Modi mentioned DNA in his speeches. Kishor convinced Kumar that the people of Bihar should send hair sample to Modi’s residence, the 7, Race Course Road as it was called then. Kumar gave bagful of DNA samples to Modi’s residence.

The BJP was stranded in 2025. Modi’s magic came a cropper. The saffron outfit faced a humiliating defeat even when Modi belted out figures in thousands of crores to develop Bihar.

Yet Kishor failed as a politician as he embraced the moneybags for his candidates. The only yardstick, as it seemed, was the size of moneybag to bag the party ticket in Jan Suraaj.
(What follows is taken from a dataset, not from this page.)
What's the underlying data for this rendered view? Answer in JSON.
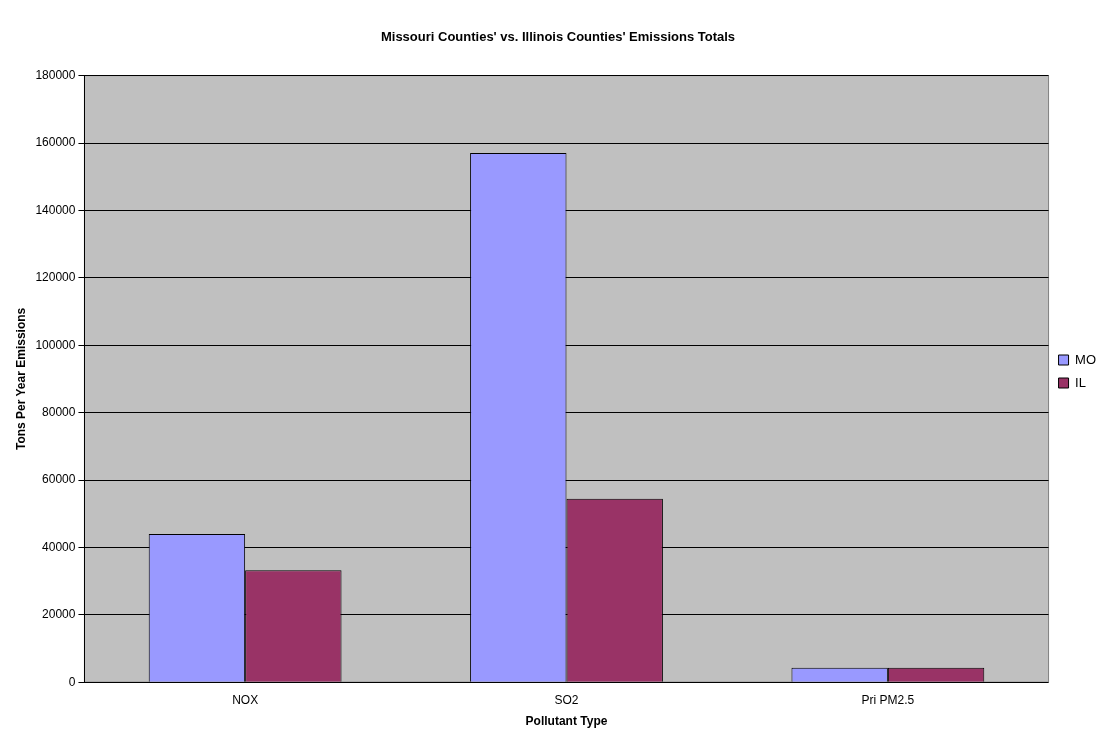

Sample this—KC Sinha who made millions with his books bagged the nomination of the Jan Suraaj. Until the party announced, Bihar had forgotten his name, for his visibility wasn’t on ground but in the cupboards of students.

Bihar is not Delhi

Kishor had also advised Aam Aadmi Party in Delhi Assembly elections. He possibly believed that media domination is more forceful instrument to win elections. The national and Patna-based media gained easy access to Kishor. He spent more time in studios.

Unlike Delhi where the media indeed launched the political career of Arvind Kejriwal, the national convenor of the AAP, Bihar is a vast land with almost 70 percent rural areas. In urban centres, the people indeed watch television as an opium. But the rural parts of Bihar have more better ways to kill time.

Bihar Needs no Bal Thackeray

Kishor gave a political template in Bihar where he sought to be Bal Thackeray of the state. He wouldn’t contest elections. Kishor would rather stay in the background. He forgot that the people vote in state elections to elect a Chief Minister. They don’t vote to empower a Bal Thackeray.